Franssens zegt twee dingen in Nederland te hebben binnengebracht: spiritualiteit en minimal art. Zijn eigen compositieproces is voornamelijk gebaseerd op emotie en niet op verstand. “Ik werk zelf graag in de ‘ijsbergrelatie’: dat wat rationeel boven het oppervlak steekt is veel kleiner dan alles wat er emotioneel onder het oppervlak gebeurt. Ik heb vaak het gevoel dat mijn hoofd mij in de weg zit om de goede noten te vinden. Ik denk dat emotionele intelligentie een heel goed zelfreflecterend en zelfregulerend vermogen heeft, een heleboel dingen komen hierdoor schijnbaar vanzelf op hun plek, zonder dat je er rationeel iets voor hoeft te doen.” Veel van de aanwezige structuren in zijn muziek zijn niet rationeel tot stand gekomen. Over zijn koorcyclus Harmony of the Spheres (1994-2000) zegt hij: “Ik heb later pas gezien dat het eigenlijk gaat over verschillende doseringen van de kwintencirkel in de tijd en wat er gebeurt als je verglijding in de tijd uitzet tegen de hoeveelheid modulaties, en dat doet in verschillende verhoudingen. Die ideeën werden pas in een laat stadium benoembaar.” Franssens zet dan ook niet bewust minimalistische technieken in, omdat dat volgens hem effectbejag zou zijn. “Effect hoort niet thuis in de muziek, daar gaat muziek niet over. De muziek van Simeon ten Holt vind ik een effect. Zo’n stuk kan zo maar 3 uur duren, terwijl het effect voor mij na twee minuten al is uitgewerkt. Het is geen taal. Muziek is voor mij de lichaamstaal van de emotionele intelligentie.”

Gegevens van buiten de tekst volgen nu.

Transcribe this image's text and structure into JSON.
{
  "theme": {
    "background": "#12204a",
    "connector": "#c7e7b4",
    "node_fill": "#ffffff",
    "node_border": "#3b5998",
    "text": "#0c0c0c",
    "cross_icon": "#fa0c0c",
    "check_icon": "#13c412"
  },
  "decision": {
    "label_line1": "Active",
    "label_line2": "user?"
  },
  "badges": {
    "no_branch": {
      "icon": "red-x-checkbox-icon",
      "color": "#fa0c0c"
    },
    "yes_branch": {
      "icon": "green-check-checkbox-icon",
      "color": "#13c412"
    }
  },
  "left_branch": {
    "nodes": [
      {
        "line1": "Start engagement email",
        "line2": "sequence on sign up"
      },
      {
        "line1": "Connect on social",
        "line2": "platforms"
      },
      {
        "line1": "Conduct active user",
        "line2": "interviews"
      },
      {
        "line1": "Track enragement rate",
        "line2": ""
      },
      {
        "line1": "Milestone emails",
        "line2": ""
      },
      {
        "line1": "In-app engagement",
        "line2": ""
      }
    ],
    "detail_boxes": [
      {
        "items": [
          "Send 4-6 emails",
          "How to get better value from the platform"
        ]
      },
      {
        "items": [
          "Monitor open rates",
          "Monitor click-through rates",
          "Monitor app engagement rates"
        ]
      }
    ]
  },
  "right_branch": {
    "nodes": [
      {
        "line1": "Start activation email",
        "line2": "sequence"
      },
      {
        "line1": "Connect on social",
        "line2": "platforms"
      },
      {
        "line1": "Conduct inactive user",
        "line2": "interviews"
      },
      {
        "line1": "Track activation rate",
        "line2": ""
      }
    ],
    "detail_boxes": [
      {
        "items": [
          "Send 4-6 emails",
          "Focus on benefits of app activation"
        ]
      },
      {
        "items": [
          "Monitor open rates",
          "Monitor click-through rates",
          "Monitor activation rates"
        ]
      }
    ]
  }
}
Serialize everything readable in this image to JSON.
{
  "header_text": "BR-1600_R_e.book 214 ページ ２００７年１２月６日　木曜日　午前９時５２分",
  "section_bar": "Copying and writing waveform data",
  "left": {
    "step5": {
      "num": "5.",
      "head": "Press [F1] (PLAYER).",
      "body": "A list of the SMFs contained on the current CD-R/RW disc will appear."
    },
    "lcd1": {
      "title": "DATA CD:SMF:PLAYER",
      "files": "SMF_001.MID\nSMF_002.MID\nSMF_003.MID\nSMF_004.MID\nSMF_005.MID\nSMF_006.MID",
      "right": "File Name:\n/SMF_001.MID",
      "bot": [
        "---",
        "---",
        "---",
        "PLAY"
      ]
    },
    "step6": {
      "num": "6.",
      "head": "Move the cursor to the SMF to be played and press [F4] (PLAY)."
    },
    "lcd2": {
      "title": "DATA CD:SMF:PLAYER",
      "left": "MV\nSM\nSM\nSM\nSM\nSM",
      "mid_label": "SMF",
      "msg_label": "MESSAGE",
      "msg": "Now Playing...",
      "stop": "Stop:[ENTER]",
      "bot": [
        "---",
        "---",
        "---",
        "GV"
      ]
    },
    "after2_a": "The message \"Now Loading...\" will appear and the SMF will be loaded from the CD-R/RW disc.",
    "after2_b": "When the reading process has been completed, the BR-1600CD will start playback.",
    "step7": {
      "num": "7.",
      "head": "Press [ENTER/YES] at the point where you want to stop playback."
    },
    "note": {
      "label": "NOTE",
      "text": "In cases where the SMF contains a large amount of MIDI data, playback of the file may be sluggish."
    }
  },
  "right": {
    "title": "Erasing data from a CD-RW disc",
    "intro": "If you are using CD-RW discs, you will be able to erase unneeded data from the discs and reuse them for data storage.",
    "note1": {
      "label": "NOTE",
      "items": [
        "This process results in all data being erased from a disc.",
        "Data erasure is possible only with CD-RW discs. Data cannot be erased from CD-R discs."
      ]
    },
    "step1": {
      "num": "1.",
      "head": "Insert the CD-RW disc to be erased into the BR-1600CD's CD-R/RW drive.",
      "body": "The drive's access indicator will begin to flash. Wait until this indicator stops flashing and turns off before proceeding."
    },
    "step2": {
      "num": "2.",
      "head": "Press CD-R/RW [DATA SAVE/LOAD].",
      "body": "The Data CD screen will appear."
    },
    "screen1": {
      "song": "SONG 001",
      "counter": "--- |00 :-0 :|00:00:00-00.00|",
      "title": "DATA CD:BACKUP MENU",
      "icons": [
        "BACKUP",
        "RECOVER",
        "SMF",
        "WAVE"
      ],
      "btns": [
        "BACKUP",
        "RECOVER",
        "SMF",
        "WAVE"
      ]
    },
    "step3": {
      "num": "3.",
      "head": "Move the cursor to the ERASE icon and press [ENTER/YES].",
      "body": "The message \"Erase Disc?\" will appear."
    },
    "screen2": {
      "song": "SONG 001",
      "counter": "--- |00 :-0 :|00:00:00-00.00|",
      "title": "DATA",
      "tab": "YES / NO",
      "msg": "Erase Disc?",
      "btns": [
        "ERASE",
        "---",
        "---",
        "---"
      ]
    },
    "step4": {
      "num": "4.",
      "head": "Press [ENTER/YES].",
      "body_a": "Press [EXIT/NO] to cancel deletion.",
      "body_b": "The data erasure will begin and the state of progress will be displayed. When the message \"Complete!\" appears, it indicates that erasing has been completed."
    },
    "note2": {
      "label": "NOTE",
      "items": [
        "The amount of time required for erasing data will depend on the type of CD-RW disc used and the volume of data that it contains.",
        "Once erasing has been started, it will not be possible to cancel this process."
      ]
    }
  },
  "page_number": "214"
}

Franssens vindt het niet echt interessant om te benoemen welke kenmerken van het minimalisme hem precies aantrokken. “Het gaat om iets dieps, iets emotioneels. Als je daarover gaat praten sla je de plank eigenlijk mis. Net alsof je verliefdheid wetenschappelijk gaat ontleden.” Hoe heeft het minimalisme hem dan beïnvloed? Franssens haalt Steve Reich aan: “Reich zei iets als: ‘je moet dingen doen die niet in de werkelijkheid passen’. De grote betekenis in de minimal art lag voor mij in de suggestie. Je geeft de suggestie dat je luistert naar een eerste tel, maar even later blijkt het een vierde tel. Je dacht dat je een herkenbaar ritme hoorde, maar dat blijkt helemaal niet te kloppen. Je wordt alsmaar op een idee gebracht dat telkens verschuift.” Als voorbeeld van deze suggestie in zijn eigen muziek noemt hij Taking the waters (1990). “Iemand kwam naar mij toe na de uitvoering in Vredenburg met de vraag hoe ik het voor elkaar kreeg de indruk te wekken dat er een engelenstem uit de trompetten te voorschijn kwam. Ik zei: heel eenvoudig, door een sopraan achter de trompetten op te stellen, en die dezelfde partij te laten zingen.”

Verder is de geleidelijke verandering, die ook binnen het minimalisme een grote rol speelt, belangrijk in de muziek van Franssens. In bijna elke partituur staat wel ergens ‘geleidelijk’, of ‘onmerkbaar’. Ook het beperken van het uitgangsmateriaal fascineerde Franssens. “Door steeds dingen weg te laten en je te focussen op één ding ontdek je steeds iets nieuws. Het hele mentale kader voor een compositie ontleen ik het liefste aan één ding. Die beperking levert je paradoxaal genoeg een enorme vrijheid op.” De beperking van de minimalisten raakte iets essentieels. “Dat kwam heel dichtbij. De mi nimal art was voor mij een kapstok om daar bewust van te worden.”

4.3 David Dramm

David Dramm, in 1961 geboren in Illinois, groeide op in San Diego, California. Hij studeerde later onder andere bij Louis Andriessen en woont en werkt nu in Nederland. Zijn muziek beweegt zich volgens zijn biografie tussen klassieke muziek, improvisatie, rock, theater en dance. Dramm wordt doorgaans niet gezien als minimalist, maar toch heeft de stroming zijn invloed op hem uitgeoefend. Vooral de conceptuele achtergrond van het minimalisme blijkt zijn eigen muzikale ontwikkeling te hebben beïnvloed. Ik sprak met hem over het minimalisme, en de verwantschap daarvan met zijn eigen werk.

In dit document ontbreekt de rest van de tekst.